Zenon, Özel veya en azından iki kişi olduğumuzu anlayalım

Rivayet odur ki filozof Zenon, bir öğrencisiyle konuşuyormuş. Hangi konuda neyi nasıl konuşursa öğrencisi sürekli onu onaylıyormuş. Nihayet filozofun sabrı tükenmiş ve şu önemli uyarıyı yapar: Hiç olmazsa bir kere itiraz et, başka bir fikir söyle de iki kişi olduğumuzu anlayalım. Değişik versiyonları olan hikaye, özetle bu şekilde. Hikaye, esas itibariyle ittifak etmeyi, birilerini tasdik etmeyi, birilerine katılmayı eleştirmiyor. Aklını kullanmamayı, çekincesiz bağlanmayı, kendini anlamsız, önemsiz, değersiz, etkisiz kılan ilişki biçimi eleştiriliyor. Burada Zenon'un filozofluğu, saygınlığı, öğrencisi nezdindeki konumu gibi gerekçeler üzerinden öğrencinin sürekli tasdikleyen tavrı savunulabilir. Ancak, bu ilişki biçiminden şikayetçi olanın Zenon olduğuna ve dile gelen şikayetin içeriğine baktığımızda meselenin önemli olduğu görülecektir.

İsmet Özel, Jean Paul Sartre'ın kendisi hakkında yazılan bir kitaba yazdığı önsözde, yazarın gerçekten de kendisine ilişkin söylediği şeyleri söylediğini olumlu anlamda dile getirdiğini belirterek bu durumun izaha muhtaçlığını dile getirmişti. Özel, şayet Sartre'ın dile getirdiklerinin aynısını onun hakkında yazar da yazıyorsa o zaman Sartre ve onun hakkında yazan kişiden birisinin varlığını gereksiz görmemiz gerekir demişti. Sartre veya onun hakkında yazan yazar bize birbirlerinden farklı bir şey söylemiyorlarsa, aynı şeyi iki farklı kişi dile getiriyorsa gerçekten de ortada gereksiz, fazladan bir varlıktan bahsetmek mümkündür.

Bu anlamda Zenon'un öğrencisinin tutumuna ilişkin tepkisi ile Özel'in dile getirdiği eleştiri arasında paralellik kurmak mümkün. İkisi de özü itibariyle bize benzer bir şeyden bahsediyorlar, benzer bir tavırdan şikayet ediyorlar. Varlığınızın anlamı, önemi, özgünlüğü, ağırlığı olmalı. Başkasının yansıması, başkasının ağzı, başkasının hayatı olmayın!

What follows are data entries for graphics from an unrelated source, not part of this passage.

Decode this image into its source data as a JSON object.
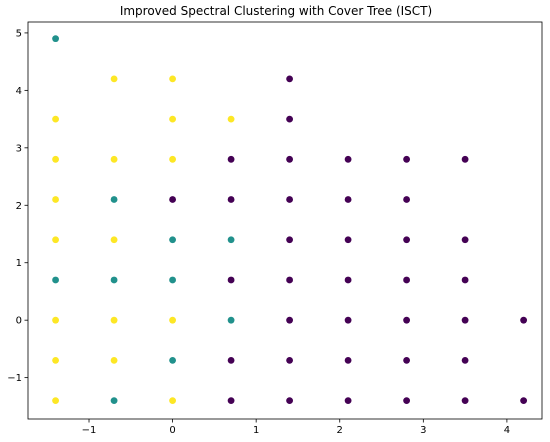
{
  "chart_data": {
    "type": "scatter",
    "title": "Improved Spectral Clustering with Cover Tree (ISCT)",
    "xlabel": "",
    "ylabel": "",
    "xlim": [
      -1.73,
      4.42
    ],
    "ylim": [
      -1.72,
      5.19
    ],
    "xticks": [
      -1,
      0,
      1,
      2,
      3,
      4
    ],
    "yticks": [
      -1,
      0,
      1,
      2,
      3,
      4,
      5
    ],
    "xtick_labels": [
      "−1",
      "0",
      "1",
      "2",
      "3",
      "4"
    ],
    "ytick_labels": [
      "−1",
      "0",
      "1",
      "2",
      "3",
      "4",
      "5"
    ],
    "grid": false,
    "legend": "none",
    "colors": {
      "cluster_0": "#440154",
      "cluster_1": "#21918c",
      "cluster_2": "#fde725"
    },
    "series": [
      {
        "cluster": "cluster_0",
        "points": [
          [
            1.4,
            4.2
          ],
          [
            1.4,
            3.5
          ],
          [
            0.7,
            2.8
          ],
          [
            1.4,
            2.8
          ],
          [
            2.1,
            2.8
          ],
          [
            2.8,
            2.8
          ],
          [
            3.5,
            2.8
          ],
          [
            0.0,
            2.1
          ],
          [
            0.7,
            2.1
          ],
          [
            1.4,
            2.1
          ],
          [
            2.1,
            2.1
          ],
          [
            2.8,
            2.1
          ],
          [
            1.4,
            1.4
          ],
          [
            2.1,
            1.4
          ],
          [
            2.8,
            1.4
          ],
          [
            3.5,
            1.4
          ],
          [
            0.7,
            0.7
          ],
          [
            1.4,
            0.7
          ],
          [
            2.1,
            0.7
          ],
          [
            2.8,
            0.7
          ],
          [
            3.5,
            0.7
          ],
          [
            1.4,
            0.0
          ],
          [
            2.1,
            0.0
          ],
          [
            2.8,
            0.0
          ],
          [
            3.5,
            0.0
          ],
          [
            4.2,
            0.0
          ],
          [
            0.7,
            -0.7
          ],
          [
            1.4,
            -0.7
          ],
          [
            2.1,
            -0.7
          ],
          [
            2.8,
            -0.7
          ],
          [
            3.5,
            -0.7
          ],
          [
            0.7,
            -1.4
          ],
          [
            1.4,
            -1.4
          ],
          [
            2.1,
            -1.4
          ],
          [
            2.8,
            -1.4
          ],
          [
            3.5,
            -1.4
          ],
          [
            4.2,
            -1.4
          ]
        ]
      },
      {
        "cluster": "cluster_1",
        "points": [
          [
            -1.4,
            4.9
          ],
          [
            -0.7,
            2.1
          ],
          [
            0.0,
            1.4
          ],
          [
            0.7,
            1.4
          ],
          [
            -1.4,
            0.7
          ],
          [
            -0.7,
            0.7
          ],
          [
            0.0,
            0.7
          ],
          [
            0.7,
            0.0
          ],
          [
            0.0,
            -0.7
          ],
          [
            -0.7,
            -1.4
          ]
        ]
      },
      {
        "cluster": "cluster_2",
        "points": [
          [
            -0.7,
            4.2
          ],
          [
            0.0,
            4.2
          ],
          [
            -1.4,
            3.5
          ],
          [
            0.0,
            3.5
          ],
          [
            0.7,
            3.5
          ],
          [
            -1.4,
            2.8
          ],
          [
            -0.7,
            2.8
          ],
          [
            0.0,
            2.8
          ],
          [
            -1.4,
            2.1
          ],
          [
            -1.4,
            1.4
          ],
          [
            -0.7,
            1.4
          ],
          [
            -1.4,
            0.0
          ],
          [
            -0.7,
            0.0
          ],
          [
            0.0,
            0.0
          ],
          [
            -1.4,
            -0.7
          ],
          [
            -0.7,
            -0.7
          ],
          [
            -1.4,
            -1.4
          ],
          [
            0.0,
            -1.4
          ]
        ]
      }
    ]
  }
}
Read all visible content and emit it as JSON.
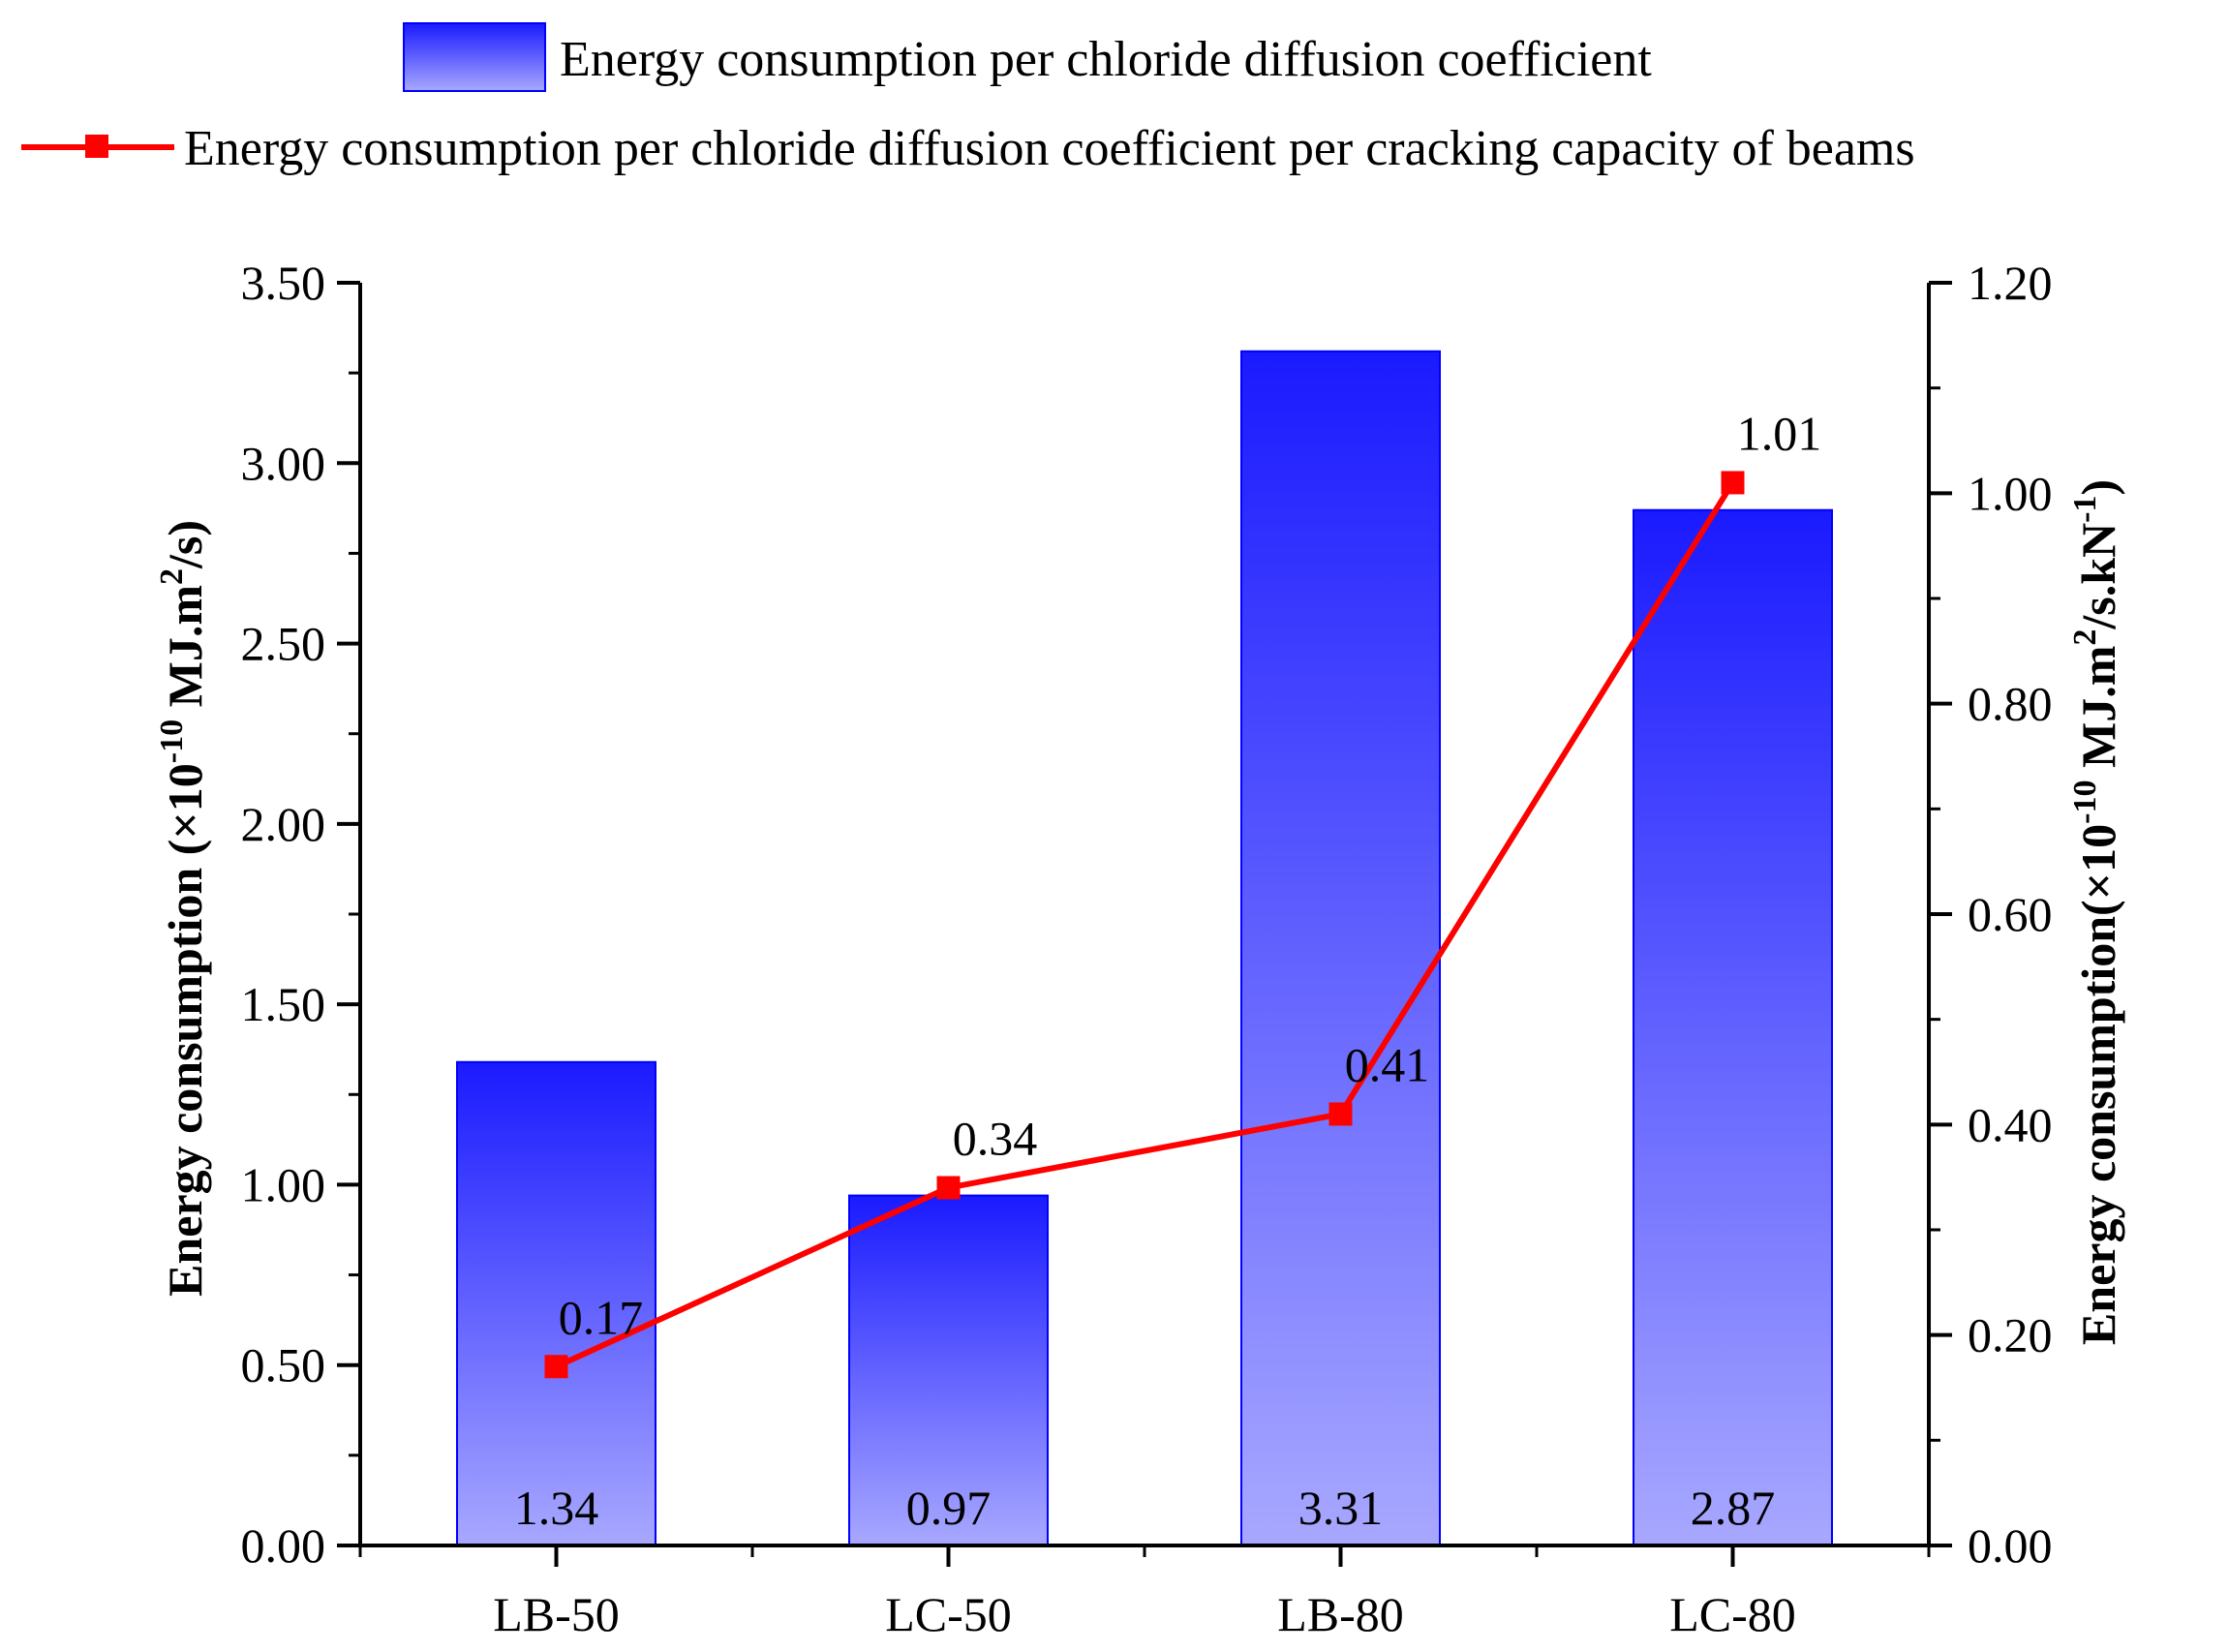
{
  "chart_data": {
    "type": "bar",
    "categories": [
      "LB-50",
      "LC-50",
      "LB-80",
      "LC-80"
    ],
    "series": [
      {
        "name": "Energy consumption per chloride diffusion coefficient",
        "kind": "bar",
        "axis": "left",
        "values": [
          1.34,
          0.97,
          3.31,
          2.87
        ],
        "labels": [
          "1.34",
          "0.97",
          "3.31",
          "2.87"
        ],
        "color": "#1a1aff",
        "color_light": "#a8a8ff"
      },
      {
        "name": "Energy consumption per chloride diffusion coefficient per cracking capacity of beams",
        "kind": "line",
        "axis": "right",
        "values": [
          0.17,
          0.34,
          0.41,
          1.01
        ],
        "labels": [
          "0.17",
          "0.34",
          "0.41",
          "1.01"
        ],
        "color": "#ff0000"
      }
    ],
    "y_left": {
      "label_main": "Energy consumption (×10",
      "label_exp": "-10",
      "label_units": " MJ.m",
      "label_sq": "2",
      "label_tail": "/s)",
      "ylim": [
        0,
        3.5
      ],
      "ticks": [
        "0.00",
        "0.50",
        "1.00",
        "1.50",
        "2.00",
        "2.50",
        "3.00",
        "3.50"
      ]
    },
    "y_right": {
      "label_main": "Energy consumption(×10",
      "label_exp": "-10",
      "label_units": " MJ.m",
      "label_sq": "2",
      "label_mid": "/s.kN",
      "label_inv": "-1",
      "label_tail": ")",
      "ylim": [
        0,
        1.2
      ],
      "ticks": [
        "0.00",
        "0.20",
        "0.40",
        "0.60",
        "0.80",
        "1.00",
        "1.20"
      ]
    },
    "legend_position": "top-center"
  }
}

Sık sık dile getirmeye çalıştığım bu hususları önemine binaen tekrarlamakta fayda var. Son yıllarda yaşadığımız ulusal, bölgesel ve küresel gelişmeler toplumsal duyarlılığı/tedirginliği arttırmış ve toplumun tüm kesimlerini makro söylemler altında birleştirmiştir. Nitekim, kısmen ulusal, bölgesel ve küresel şartların kırılgan şekilde devam etmesi kısmen de birleşmeye gidenlerin bu işte keramet aramaları neticesinde makro siyasetler altında görünmez şekilde bir varoluşu yegane varoluş biçimine dönüştürmüş durumdayız. Bir kişinin söyleyip diğer herkesin tekrar ettiği bu varoluş biçimini belirli bir aralık içinden geçmekte olduğumuz dönemin/koşulların nezaketi ile açıklamak mümkündü. Ancak yukarıda belirtildiği gibi olağanüstü koşulların icbar ettiği taktiksel bir konumlanış yerine hayatımızı ve ilişki biçimimizi belirleyen temel bir varoluş biçimine dönüştüğü artık izahtan varestedir.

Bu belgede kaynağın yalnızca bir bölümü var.